Agir en France pour défendre la paix
Dans ce contexte, il est urgent pour tous les français soucieux de paix, soucieux de ne pas voir utiliser l’armée française pour occuper à nouveau de façon coloniale un pays africain, d’intervenir pour s’opposer à toute intervention militaire. Oui, la paix doit prévaloir, tout comme un principe démocratique élémentaire : c’est aux Nigériens de décider souverainement de leur pouvoir politique. C’est donc à eux de s’occuper de leurs affaires. Certainement pas à des bataillons de soldats français de faire couler le sang pour maintenir au pouvoir Bazoum, l’héritier du régime Issouphou. Rappelons que ce dernier a été élu à l’issue d’un scrutin très contesté, à la faveur de votes prétendument acquis dans les campagnes où les taux de participation étaient affichés de façon record. Tandis qu’à Niamey, la capitale, il était nettement battu – son opposant recueillant près de 80% des suffrages. Un rapport d’observateurs indiquait : « Dans certaines communes des régions d’Agadez et de Tahoua, les délégués de l’opposition ont été menacés et chassés, parfois avec violence et armes à feu, en violation du principe de représentation des partis politiques au sein des bureaux de vote. Dans ces mêmes régions, les communes affichent des taux de participation hors norme allant jusqu’à 103,07% dans la commune de Timia. » Ce rappel est nécessaire pour qui confondrait la guerre imminente avec une opération de police des affaires démocratiques se faisant dans le cadre du respect du droit international et de la souveraineté des peuples.

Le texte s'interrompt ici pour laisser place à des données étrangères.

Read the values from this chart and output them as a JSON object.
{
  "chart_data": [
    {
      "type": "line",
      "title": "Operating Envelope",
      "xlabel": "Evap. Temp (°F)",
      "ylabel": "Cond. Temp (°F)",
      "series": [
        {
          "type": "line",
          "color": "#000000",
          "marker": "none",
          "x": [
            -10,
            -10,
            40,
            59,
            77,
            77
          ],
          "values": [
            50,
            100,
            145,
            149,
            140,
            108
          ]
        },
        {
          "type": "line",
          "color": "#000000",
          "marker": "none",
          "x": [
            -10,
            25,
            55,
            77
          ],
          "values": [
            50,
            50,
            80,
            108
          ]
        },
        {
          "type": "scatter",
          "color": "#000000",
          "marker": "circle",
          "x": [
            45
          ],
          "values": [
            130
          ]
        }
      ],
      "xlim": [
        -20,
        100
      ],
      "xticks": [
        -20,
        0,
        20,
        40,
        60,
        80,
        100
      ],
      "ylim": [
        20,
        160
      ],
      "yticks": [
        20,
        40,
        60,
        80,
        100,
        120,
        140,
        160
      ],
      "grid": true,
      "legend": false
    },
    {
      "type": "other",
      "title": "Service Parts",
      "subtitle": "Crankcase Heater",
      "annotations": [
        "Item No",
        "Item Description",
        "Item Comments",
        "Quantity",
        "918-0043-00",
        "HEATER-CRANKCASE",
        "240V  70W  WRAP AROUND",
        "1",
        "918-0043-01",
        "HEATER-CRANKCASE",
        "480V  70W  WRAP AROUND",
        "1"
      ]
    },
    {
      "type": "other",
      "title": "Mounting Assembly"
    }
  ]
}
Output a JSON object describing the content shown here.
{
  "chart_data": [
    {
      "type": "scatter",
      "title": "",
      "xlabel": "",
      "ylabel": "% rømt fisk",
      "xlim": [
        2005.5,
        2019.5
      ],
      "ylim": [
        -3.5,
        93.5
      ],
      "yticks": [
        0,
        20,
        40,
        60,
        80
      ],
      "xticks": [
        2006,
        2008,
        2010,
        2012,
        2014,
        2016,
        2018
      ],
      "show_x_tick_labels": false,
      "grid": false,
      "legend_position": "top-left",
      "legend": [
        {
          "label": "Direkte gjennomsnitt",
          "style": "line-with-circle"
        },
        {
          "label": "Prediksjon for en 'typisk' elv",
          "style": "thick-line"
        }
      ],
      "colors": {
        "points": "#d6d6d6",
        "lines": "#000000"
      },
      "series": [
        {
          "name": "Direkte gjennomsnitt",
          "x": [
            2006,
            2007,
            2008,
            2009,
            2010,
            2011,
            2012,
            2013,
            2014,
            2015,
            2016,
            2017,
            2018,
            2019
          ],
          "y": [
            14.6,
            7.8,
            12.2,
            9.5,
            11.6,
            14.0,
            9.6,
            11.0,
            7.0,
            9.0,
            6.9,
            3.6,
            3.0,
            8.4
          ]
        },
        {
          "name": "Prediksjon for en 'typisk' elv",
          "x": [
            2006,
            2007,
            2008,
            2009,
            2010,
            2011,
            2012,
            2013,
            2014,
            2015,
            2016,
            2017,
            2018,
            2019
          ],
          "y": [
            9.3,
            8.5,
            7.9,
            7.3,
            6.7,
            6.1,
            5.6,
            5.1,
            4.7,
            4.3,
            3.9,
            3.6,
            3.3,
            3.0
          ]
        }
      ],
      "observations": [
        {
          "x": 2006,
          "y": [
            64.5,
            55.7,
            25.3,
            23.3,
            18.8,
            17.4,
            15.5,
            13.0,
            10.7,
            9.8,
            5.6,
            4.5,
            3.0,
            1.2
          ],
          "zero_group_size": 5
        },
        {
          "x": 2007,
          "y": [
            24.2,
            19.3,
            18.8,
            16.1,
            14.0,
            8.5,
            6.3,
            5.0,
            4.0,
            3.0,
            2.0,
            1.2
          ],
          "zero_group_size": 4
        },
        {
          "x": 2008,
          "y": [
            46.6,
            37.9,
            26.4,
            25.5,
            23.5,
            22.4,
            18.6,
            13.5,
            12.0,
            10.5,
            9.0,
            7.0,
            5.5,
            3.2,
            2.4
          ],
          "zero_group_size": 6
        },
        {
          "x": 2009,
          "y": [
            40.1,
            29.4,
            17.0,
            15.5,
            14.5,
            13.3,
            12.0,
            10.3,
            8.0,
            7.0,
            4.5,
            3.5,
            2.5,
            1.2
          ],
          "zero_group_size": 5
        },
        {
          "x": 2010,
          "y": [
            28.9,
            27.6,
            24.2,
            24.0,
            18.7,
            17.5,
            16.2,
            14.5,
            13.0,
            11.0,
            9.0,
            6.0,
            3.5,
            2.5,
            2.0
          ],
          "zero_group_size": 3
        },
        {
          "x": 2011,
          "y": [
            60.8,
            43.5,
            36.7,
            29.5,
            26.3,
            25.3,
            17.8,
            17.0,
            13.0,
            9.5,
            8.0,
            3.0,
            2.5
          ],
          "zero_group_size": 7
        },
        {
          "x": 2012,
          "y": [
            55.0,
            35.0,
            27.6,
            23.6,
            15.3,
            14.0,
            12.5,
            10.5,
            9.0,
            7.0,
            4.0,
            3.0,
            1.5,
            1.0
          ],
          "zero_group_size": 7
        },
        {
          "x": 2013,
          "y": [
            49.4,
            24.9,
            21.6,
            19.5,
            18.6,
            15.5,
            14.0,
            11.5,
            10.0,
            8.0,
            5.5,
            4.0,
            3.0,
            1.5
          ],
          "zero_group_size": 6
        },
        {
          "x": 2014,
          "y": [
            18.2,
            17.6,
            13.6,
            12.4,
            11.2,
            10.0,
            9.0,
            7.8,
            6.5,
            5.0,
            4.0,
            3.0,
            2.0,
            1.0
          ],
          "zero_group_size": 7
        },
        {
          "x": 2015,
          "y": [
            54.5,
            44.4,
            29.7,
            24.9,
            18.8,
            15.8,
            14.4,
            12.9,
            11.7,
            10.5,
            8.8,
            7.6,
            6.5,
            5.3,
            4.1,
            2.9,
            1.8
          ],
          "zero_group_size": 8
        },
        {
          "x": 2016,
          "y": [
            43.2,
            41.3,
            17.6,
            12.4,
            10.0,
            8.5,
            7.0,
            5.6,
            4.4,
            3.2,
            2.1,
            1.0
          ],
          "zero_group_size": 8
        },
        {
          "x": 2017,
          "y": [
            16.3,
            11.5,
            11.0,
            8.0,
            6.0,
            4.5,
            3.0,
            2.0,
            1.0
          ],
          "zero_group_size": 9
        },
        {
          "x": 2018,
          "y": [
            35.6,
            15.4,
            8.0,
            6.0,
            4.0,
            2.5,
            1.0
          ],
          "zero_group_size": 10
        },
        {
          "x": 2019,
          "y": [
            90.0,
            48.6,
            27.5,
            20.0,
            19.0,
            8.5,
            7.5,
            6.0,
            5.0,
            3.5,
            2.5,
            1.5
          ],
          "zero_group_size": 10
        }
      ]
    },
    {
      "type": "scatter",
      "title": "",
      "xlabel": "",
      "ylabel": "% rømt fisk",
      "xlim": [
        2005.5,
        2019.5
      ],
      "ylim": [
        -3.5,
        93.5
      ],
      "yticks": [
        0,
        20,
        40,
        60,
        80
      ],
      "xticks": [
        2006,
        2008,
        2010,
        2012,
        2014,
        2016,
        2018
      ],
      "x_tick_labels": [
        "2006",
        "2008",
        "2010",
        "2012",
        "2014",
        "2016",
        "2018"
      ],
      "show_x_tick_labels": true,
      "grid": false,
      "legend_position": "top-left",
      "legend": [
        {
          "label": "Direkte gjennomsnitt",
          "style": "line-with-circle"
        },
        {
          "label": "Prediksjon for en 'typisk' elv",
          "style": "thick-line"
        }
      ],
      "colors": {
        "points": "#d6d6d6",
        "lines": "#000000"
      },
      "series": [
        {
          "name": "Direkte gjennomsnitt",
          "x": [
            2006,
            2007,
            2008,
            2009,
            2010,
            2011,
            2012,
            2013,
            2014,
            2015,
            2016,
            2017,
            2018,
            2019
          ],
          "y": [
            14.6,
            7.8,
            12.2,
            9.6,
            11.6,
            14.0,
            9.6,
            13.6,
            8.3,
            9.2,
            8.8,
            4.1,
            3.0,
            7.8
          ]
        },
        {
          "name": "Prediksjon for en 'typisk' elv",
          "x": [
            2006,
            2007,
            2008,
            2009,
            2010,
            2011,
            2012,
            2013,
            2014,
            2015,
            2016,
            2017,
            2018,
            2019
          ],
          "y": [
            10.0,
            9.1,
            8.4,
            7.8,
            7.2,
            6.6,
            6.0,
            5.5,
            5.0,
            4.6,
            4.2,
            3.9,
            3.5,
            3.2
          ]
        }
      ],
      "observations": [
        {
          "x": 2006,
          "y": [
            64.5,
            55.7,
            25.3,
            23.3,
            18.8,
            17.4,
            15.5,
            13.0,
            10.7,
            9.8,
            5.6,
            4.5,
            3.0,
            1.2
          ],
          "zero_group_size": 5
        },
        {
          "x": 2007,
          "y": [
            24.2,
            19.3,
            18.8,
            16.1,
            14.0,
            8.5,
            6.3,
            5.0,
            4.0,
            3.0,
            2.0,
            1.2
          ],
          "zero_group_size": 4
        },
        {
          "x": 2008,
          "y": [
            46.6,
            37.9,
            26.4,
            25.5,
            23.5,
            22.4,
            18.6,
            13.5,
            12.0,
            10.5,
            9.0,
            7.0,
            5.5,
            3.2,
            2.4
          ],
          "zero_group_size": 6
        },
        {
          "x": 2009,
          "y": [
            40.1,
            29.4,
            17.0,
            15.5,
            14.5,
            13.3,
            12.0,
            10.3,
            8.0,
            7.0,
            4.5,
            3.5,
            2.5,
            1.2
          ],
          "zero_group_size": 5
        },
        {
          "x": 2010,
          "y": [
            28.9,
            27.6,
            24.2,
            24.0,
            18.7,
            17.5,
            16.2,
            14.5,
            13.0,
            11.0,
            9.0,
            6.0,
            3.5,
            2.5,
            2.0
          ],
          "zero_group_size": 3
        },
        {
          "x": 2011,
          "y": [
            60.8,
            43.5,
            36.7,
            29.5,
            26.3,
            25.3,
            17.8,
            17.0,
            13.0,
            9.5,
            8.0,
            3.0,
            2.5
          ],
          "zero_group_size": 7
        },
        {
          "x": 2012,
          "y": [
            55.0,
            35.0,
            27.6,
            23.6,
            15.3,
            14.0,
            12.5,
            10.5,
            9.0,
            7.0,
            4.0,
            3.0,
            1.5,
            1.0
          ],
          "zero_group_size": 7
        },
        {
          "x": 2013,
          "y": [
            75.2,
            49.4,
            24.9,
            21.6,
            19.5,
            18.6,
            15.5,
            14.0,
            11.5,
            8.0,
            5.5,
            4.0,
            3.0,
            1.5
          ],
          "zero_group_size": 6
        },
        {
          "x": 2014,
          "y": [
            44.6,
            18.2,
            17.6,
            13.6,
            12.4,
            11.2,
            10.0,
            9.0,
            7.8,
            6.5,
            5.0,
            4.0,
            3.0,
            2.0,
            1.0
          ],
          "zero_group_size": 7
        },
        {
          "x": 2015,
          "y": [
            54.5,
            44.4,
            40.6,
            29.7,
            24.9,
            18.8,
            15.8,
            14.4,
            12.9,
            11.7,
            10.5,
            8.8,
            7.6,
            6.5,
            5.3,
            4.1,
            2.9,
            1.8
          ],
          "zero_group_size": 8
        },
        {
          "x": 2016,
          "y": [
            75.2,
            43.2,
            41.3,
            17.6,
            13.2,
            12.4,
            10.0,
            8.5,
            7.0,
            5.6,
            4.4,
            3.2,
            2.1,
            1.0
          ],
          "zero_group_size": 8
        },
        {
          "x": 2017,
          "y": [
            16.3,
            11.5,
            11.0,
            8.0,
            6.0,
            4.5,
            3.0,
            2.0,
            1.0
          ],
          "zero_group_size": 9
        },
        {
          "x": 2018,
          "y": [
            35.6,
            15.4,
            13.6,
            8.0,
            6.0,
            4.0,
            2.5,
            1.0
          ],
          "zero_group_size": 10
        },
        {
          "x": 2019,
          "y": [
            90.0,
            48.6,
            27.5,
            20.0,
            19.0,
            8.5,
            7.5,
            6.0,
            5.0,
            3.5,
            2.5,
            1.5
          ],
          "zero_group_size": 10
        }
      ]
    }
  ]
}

Alors que les bruits de bottes ne cessent de gonfler au quai d’Orsay comme à l’Elysée, chacun peut entendre, à l’exception de l’appel lancé par le PRCF, le silence assourdissant des forces se réclamant de la gauche en France, à commencer par le PCF de Fabien Roussel, toujours aligné dans la pratique, notamment s’agissant de la guerre en Ukraine, sur l’OTAN dont il avait indiqué durant la présidentielle qu’il ne souhaitait pas en sortir…
JBC pour www.initiative-communiste.fr
* Par ex. l’un des dirigeants passés, hélas décédé, du PRCF était le prêtre-ouvrier nordiste Désiré Marle, ancien sidérurgiste CGT, toute sa vie professionnelle manoeuvre à la chaîne, militant antifasciste et anti-impérialiste inoubliable, fraternel et chaleureux de la classe ouvrière du Nord-Pas-de-Calais.